A woman drove up to police the night of the shooting with her teenage daughter, who said she had seen three men in their 20s in the park and that one of them had played basketball with Tyshawn and walked off with the boy toward the alley, trailed by a black sport-utility vehicle.

Then, she testified, “I heard gunshots, maybe four or five.”

The woman, then 16, left the park with her mother. They returned to seek out police that night after watching news reports about Tyshawn’s death and were able to describe two of the men, and gang officers helped provide the names of suspects, Murray said.

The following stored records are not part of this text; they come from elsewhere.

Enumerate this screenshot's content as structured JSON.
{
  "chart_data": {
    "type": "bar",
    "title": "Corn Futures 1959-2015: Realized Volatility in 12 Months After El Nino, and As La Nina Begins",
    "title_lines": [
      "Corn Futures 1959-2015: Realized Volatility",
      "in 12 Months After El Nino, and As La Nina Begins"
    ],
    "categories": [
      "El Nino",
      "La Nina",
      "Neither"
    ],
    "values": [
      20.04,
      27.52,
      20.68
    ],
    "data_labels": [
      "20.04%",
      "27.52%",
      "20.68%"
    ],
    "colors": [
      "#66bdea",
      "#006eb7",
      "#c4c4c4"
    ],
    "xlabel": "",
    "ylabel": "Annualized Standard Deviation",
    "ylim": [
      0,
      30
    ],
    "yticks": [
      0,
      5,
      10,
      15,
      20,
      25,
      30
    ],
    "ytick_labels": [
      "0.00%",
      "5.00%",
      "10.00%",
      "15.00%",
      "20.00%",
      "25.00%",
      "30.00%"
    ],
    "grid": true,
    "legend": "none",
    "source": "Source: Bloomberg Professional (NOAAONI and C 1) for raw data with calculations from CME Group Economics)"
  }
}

The witness, now a 20-year-old college student, testified Wednesday with a mop of braids all but obscuring her face from the jury.

Police located other witnesses at the park the following day, and Murray prepared lineups with Morgan, Boone-Doty and former co-defendant Kevin Edwards. Edwards pleaded guilty two weeks ahead of the trial.

Prosecutors have said Tyshawn was targeted by the defendants, all described as members of the BBG/Terrordome street gang, because the boy’s father was a reputed member of the rival Killa Ward gang, which had killed Morgan’s brother and wounded Morgan’s mother three weeks earlier.

Morgan’s attorney Todd Pugh noted that the 20-year-old witness failed to identify a suspect in a photo or in-person lineup, according to notations in police records, though she testified Wednesday that a photo of Morgan looked similar to one of the men she had seen.

Cross-examining Murray, Pugh pointed out there were no records of police talking to two other witnesses who were in the park and were said to have given descriptions that detectives used to identify Morgan, Boone-Doty and Edwards.